Войдя в новый образ, я позвонила Алану. Он ответил спокойным тихим голосом, что удивило меня. Я предложила ему встретиться на следующий день около одиннадцати, но, когда он сказал: «Да, конечно, я буду ждать тебя здесь», – наотрез отказалась. Я теперь чувствовала себя женщиной с головой, из тех, что глядят со страниц дамских еженедельников – они чудесным образом лишены нервов и умело создают райскую жизнь мужу, детям, начальнику и консьержке. Короче, сей пленительный образ, видимо, придал решимости моему голосу, потому что Алан уступил и согласился встретиться в старом кафе на улице Турвиль.

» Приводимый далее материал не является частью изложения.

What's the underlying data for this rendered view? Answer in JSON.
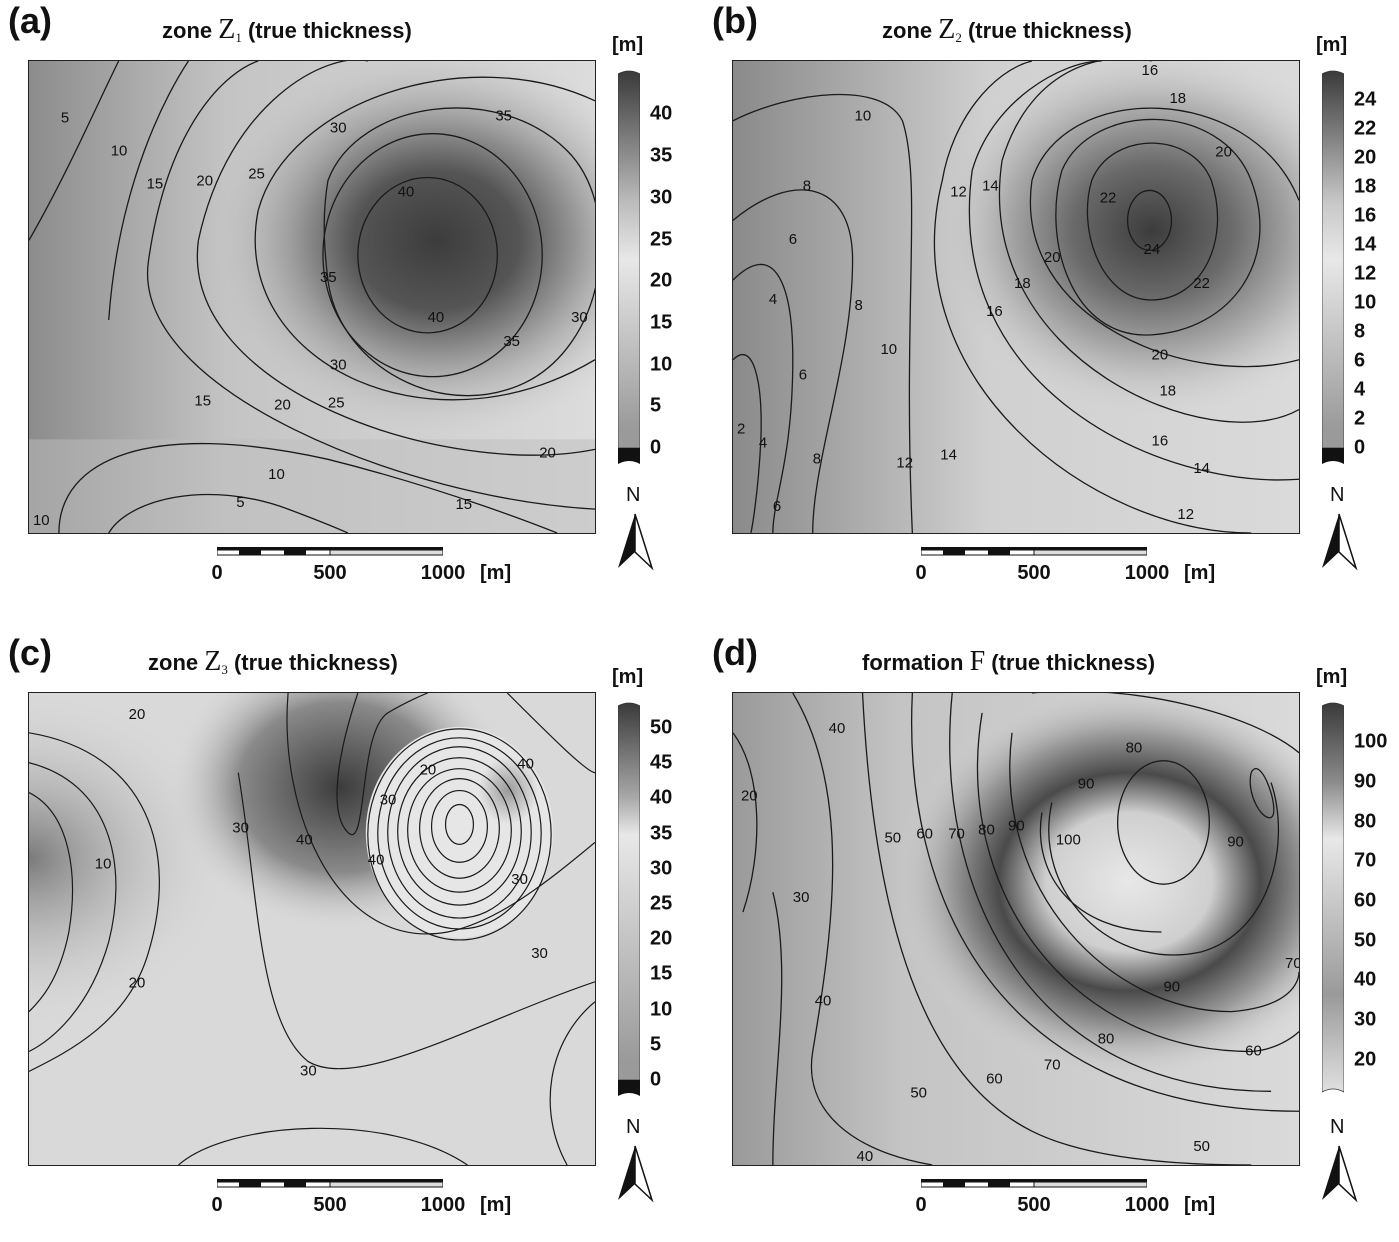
{
  "panels": [
    {
      "letter": "(a)",
      "title_pre": "zone ",
      "title_sym": "Z",
      "title_sub": "1",
      "title_post": " (true thickness)",
      "unit": "[m]",
      "colorbar_ticks": [
        "40",
        "35",
        "30",
        "25",
        "20",
        "15",
        "10",
        "5",
        "0"
      ],
      "contour_labels": [
        "5",
        "10",
        "15",
        "20",
        "25",
        "30",
        "35",
        "40",
        "40",
        "35",
        "35",
        "30",
        "30",
        "25",
        "20",
        "15",
        "10",
        "5",
        "15",
        "20",
        "10"
      ]
    },
    {
      "letter": "(b)",
      "title_pre": "zone ",
      "title_sym": "Z",
      "title_sub": "2",
      "title_post": " (true thickness)",
      "unit": "[m]",
      "colorbar_ticks": [
        "24",
        "22",
        "20",
        "18",
        "16",
        "14",
        "12",
        "10",
        "8",
        "6",
        "4",
        "2",
        "0"
      ],
      "contour_labels": [
        "10",
        "16",
        "18",
        "20",
        "22",
        "24",
        "22",
        "20",
        "18",
        "16",
        "14",
        "12",
        "8",
        "6",
        "4",
        "2",
        "12",
        "14",
        "16",
        "18",
        "20",
        "8",
        "10",
        "12",
        "14",
        "6",
        "4",
        "6",
        "8"
      ]
    },
    {
      "letter": "(c)",
      "title_pre": "zone ",
      "title_sym": "Z",
      "title_sub": "3",
      "title_post": " (true thickness)",
      "unit": "[m]",
      "colorbar_ticks": [
        "50",
        "45",
        "40",
        "35",
        "30",
        "25",
        "20",
        "15",
        "10",
        "5",
        "0"
      ],
      "contour_labels": [
        "20",
        "10",
        "20",
        "30",
        "40",
        "30",
        "20",
        "40",
        "40",
        "30",
        "30",
        "30"
      ]
    },
    {
      "letter": "(d)",
      "title_pre": "formation ",
      "title_sym": "F",
      "title_sub": "",
      "title_post": " (true thickness)",
      "unit": "[m]",
      "colorbar_ticks": [
        "100",
        "90",
        "80",
        "70",
        "60",
        "50",
        "40",
        "30",
        "20"
      ],
      "contour_labels": [
        "40",
        "20",
        "30",
        "40",
        "50",
        "60",
        "70",
        "80",
        "90",
        "100",
        "90",
        "80",
        "90",
        "90",
        "80",
        "70",
        "60",
        "50",
        "40",
        "60",
        "50",
        "70"
      ]
    }
  ],
  "scale": {
    "ticks": [
      "0",
      "500",
      "1000"
    ],
    "unit": "[m]"
  },
  "north_label": "N",
  "colors": {
    "dark": "#3a3a3a",
    "light": "#e8e8e8",
    "line": "#1a1a1a"
  }
}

Я проснулась, по-прежнему ощущая в себе энергию и силу воли, и с чувством, что для меня начинается новая жизнь, отправилась на свидание. Алан был уже там, перед ним стояла чашка кофе, он поднялся мне навстречу, подвинул столик и помог мне снять пальто – все очень непринужденно. Быть может, мы еще помиримся? Может, эти бредовые три недели, да и все три года наваждения мне приснились? Может, в конце концов, этот молодой человек напротив меня – чисто выбритый, в темном костюме, с приятными манерами – наконец-то меня поймет?
– Алан, – сказала я, – я много думала и решила пожить одна. Я нашла работу и квартиру и думаю, так будет лучше для нас обоих.
Он вежливо кивнул. Вид у него был немного сонный.
– А что за работа? – спросил он.
– В одном искусствоведческом журнале, редактором там – друг Алена Малиграса. Знаешь, Ален был очень мил.
Слава богу, об Алене ему можно было говорить. Тот был староват для ревности Алана.
– Замечательно, – сказал он. – Быстро ты устроилась… или давно задумала?
– Просто повезло, – необдуманно сказала я, – даже дважды. С жильем и с работой.
Он становился все более сонным, все более добродушным.
– У тебя большая квартира?
– Нет, – сказала я, – спальня и что-то вроде гостиной, зато спокойно.
– А наша квартира, что мне с ней делать?
– Это зависит от тебя. Останешься ли ты в Париже или вернешься в Америку.
– А тебе бы как хотелось?
Я заерзала на стуле. Я ждала Отелло, а передо мной был Мальчик с пальчик.
– Это тебе решать, – робко сказала я. – Твоя мать, наверно, скучает по тебе.
Он засмеялся веселым молодым смехом, в котором я долго не улавливала ничего подозрительного.
– Моя мать играет на бирже или в бридж, – сказал он. – И что я скажу ей, если вернусь один?